Megan’s heartbeat accelerated. This could be just the ammunition Georgia needed—so would it be better to give it to her or not? She needed to check the records, make sure her father was remembering correctly. Make sure it was the same dog. Then she’d think about spilling the beans.
“You don’t by any chance remember the dog’s name, do you?” she asked.
He scoffed. “Naw. That kind of thing doesn’t even register for me. I can tell you breed, color, and age, mostly. That Dane was around two at the time, as I recall.”

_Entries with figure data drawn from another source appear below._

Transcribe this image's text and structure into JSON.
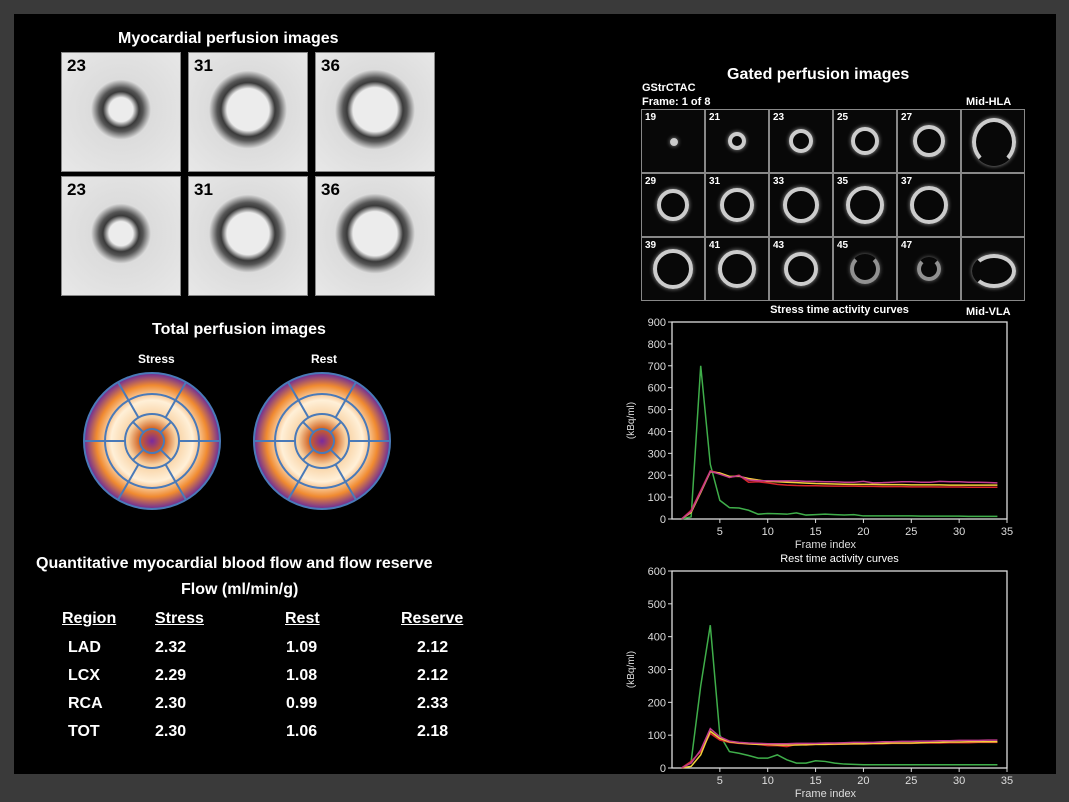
{
  "left": {
    "perfusion_title": "Myocardial perfusion images",
    "perfusion_slices": [
      "23",
      "31",
      "36",
      "23",
      "31",
      "36"
    ],
    "total_title": "Total perfusion images",
    "polar_labels": [
      "Stress",
      "Rest"
    ],
    "flow_title": "Quantitative myocardial blood flow and flow reserve",
    "flow_subtitle": "Flow (ml/min/g)",
    "table": {
      "headers": [
        "Region",
        "Stress",
        "Rest",
        "Reserve"
      ],
      "rows": [
        [
          "LAD",
          "2.32",
          "1.09",
          "2.12"
        ],
        [
          "LCX",
          "2.29",
          "1.08",
          "2.12"
        ],
        [
          "RCA",
          "2.30",
          "0.99",
          "2.33"
        ],
        [
          "TOT",
          "2.30",
          "1.06",
          "2.18"
        ]
      ]
    }
  },
  "gated": {
    "title": "Gated perfusion images",
    "series": "GStrCTAC",
    "frame": "Frame: 1 of 8",
    "hla": "Mid-HLA",
    "vla": "Mid-VLA",
    "slices": [
      "19",
      "21",
      "23",
      "25",
      "27",
      "29",
      "31",
      "33",
      "35",
      "37",
      "39",
      "41",
      "43",
      "45",
      "47"
    ]
  },
  "colors": {
    "green": "#3fae4a",
    "red": "#d7262e",
    "yellow": "#f2d13a",
    "magenta": "#c23b8f",
    "axis": "#dddddd"
  },
  "chart_data": [
    {
      "type": "line",
      "title": "Stress time activity curves",
      "xlabel": "Frame index",
      "ylabel": "(kBq/ml)",
      "xlim": [
        0,
        35
      ],
      "ylim": [
        0,
        900
      ],
      "xticks": [
        5,
        10,
        15,
        20,
        25,
        30,
        35
      ],
      "yticks": [
        0,
        100,
        200,
        300,
        400,
        500,
        600,
        700,
        800,
        900
      ],
      "x": [
        1,
        2,
        3,
        4,
        5,
        6,
        7,
        8,
        9,
        10,
        11,
        12,
        13,
        14,
        15,
        16,
        17,
        18,
        19,
        20,
        21,
        22,
        23,
        24,
        25,
        26,
        27,
        28,
        29,
        30,
        31,
        32,
        33,
        34
      ],
      "series": [
        {
          "name": "green",
          "values": [
            0,
            10,
            700,
            250,
            85,
            52,
            50,
            40,
            22,
            25,
            24,
            22,
            28,
            18,
            20,
            22,
            20,
            18,
            20,
            14,
            14,
            14,
            14,
            14,
            14,
            13,
            13,
            13,
            13,
            13,
            12,
            12,
            12,
            12
          ]
        },
        {
          "name": "red",
          "values": [
            0,
            40,
            130,
            220,
            210,
            190,
            200,
            168,
            170,
            165,
            158,
            155,
            153,
            152,
            152,
            151,
            150,
            150,
            150,
            149,
            149,
            148,
            148,
            148,
            147,
            147,
            147,
            146,
            146,
            146,
            145,
            145,
            145,
            145
          ]
        },
        {
          "name": "yellow",
          "values": [
            0,
            30,
            120,
            215,
            210,
            195,
            195,
            185,
            178,
            172,
            170,
            168,
            166,
            164,
            162,
            161,
            160,
            159,
            158,
            158,
            158,
            157,
            157,
            157,
            156,
            156,
            156,
            156,
            155,
            155,
            155,
            155,
            155,
            155
          ]
        },
        {
          "name": "magenta",
          "values": [
            0,
            35,
            125,
            218,
            205,
            190,
            198,
            178,
            175,
            175,
            174,
            174,
            174,
            172,
            172,
            170,
            170,
            168,
            168,
            172,
            165,
            166,
            168,
            170,
            170,
            168,
            168,
            172,
            170,
            170,
            168,
            168,
            167,
            165
          ]
        }
      ]
    },
    {
      "type": "line",
      "title": "Rest time activity curves",
      "xlabel": "Frame index",
      "ylabel": "(kBq/ml)",
      "xlim": [
        0,
        35
      ],
      "ylim": [
        0,
        600
      ],
      "xticks": [
        5,
        10,
        15,
        20,
        25,
        30,
        35
      ],
      "yticks": [
        0,
        100,
        200,
        300,
        400,
        500,
        600
      ],
      "x": [
        1,
        2,
        3,
        4,
        5,
        6,
        7,
        8,
        9,
        10,
        11,
        12,
        13,
        14,
        15,
        16,
        17,
        18,
        19,
        20,
        21,
        22,
        23,
        24,
        25,
        26,
        27,
        28,
        29,
        30,
        31,
        32,
        33,
        34
      ],
      "series": [
        {
          "name": "green",
          "values": [
            0,
            20,
            250,
            435,
            100,
            50,
            45,
            38,
            30,
            30,
            40,
            25,
            15,
            15,
            22,
            20,
            15,
            12,
            11,
            10,
            10,
            10,
            10,
            10,
            10,
            10,
            10,
            10,
            10,
            10,
            10,
            10,
            10,
            10
          ]
        },
        {
          "name": "red",
          "values": [
            0,
            20,
            50,
            105,
            85,
            78,
            75,
            73,
            72,
            68,
            68,
            65,
            72,
            70,
            72,
            72,
            72,
            73,
            73,
            73,
            74,
            74,
            75,
            75,
            75,
            76,
            76,
            76,
            77,
            77,
            77,
            78,
            78,
            78
          ]
        },
        {
          "name": "yellow",
          "values": [
            0,
            5,
            40,
            112,
            90,
            80,
            76,
            74,
            72,
            72,
            70,
            70,
            70,
            71,
            72,
            72,
            73,
            73,
            74,
            74,
            75,
            75,
            76,
            76,
            76,
            77,
            78,
            78,
            79,
            79,
            80,
            80,
            80,
            80
          ]
        },
        {
          "name": "magenta",
          "values": [
            0,
            15,
            55,
            120,
            95,
            82,
            78,
            76,
            75,
            74,
            74,
            74,
            75,
            75,
            75,
            76,
            76,
            77,
            78,
            78,
            78,
            80,
            80,
            81,
            81,
            82,
            82,
            83,
            83,
            84,
            84,
            84,
            85,
            85
          ]
        }
      ]
    }
  ]
}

“So it’d be about four now, which I think is about right.” Megan shook her head. “This is bad.”
She certainly didn’t want to be the reason Georgia got any more furious with her ex-husband, but still, you couldn’t just steal someone’s, uh, fertilizer.
“The dog I saw’ll be in the records,” her father said, then agreed, “it is awfully fishy.”
“It is,” Megan said slowly. “Somehow I have to check, make sure it’s the same dog. I think Georgia even said something about its conformation, that bad front angle, though.” She frowned, not relishing the idea of finding the ugly truth. “But surely not. Why would they say they’d bred that dog when it was obviously neutered?”
“Don’t forget the Neuticles,” her father said. “Those things are damn good substitutes. Nobody’d be able to tell by looking at him. Or feeling him, for that matter, like they do in the ring. And she brought the dog to me, one of the smaller practices in town.”
Megan uncapped the bottle again, took another swallow and wondered what the right thing to do would be. If Georgia’s ex-husband had stolen that sperm, he should certainly be brought to justice. She just wondered what sort of justice Georgia might mete out before the courts had a chance.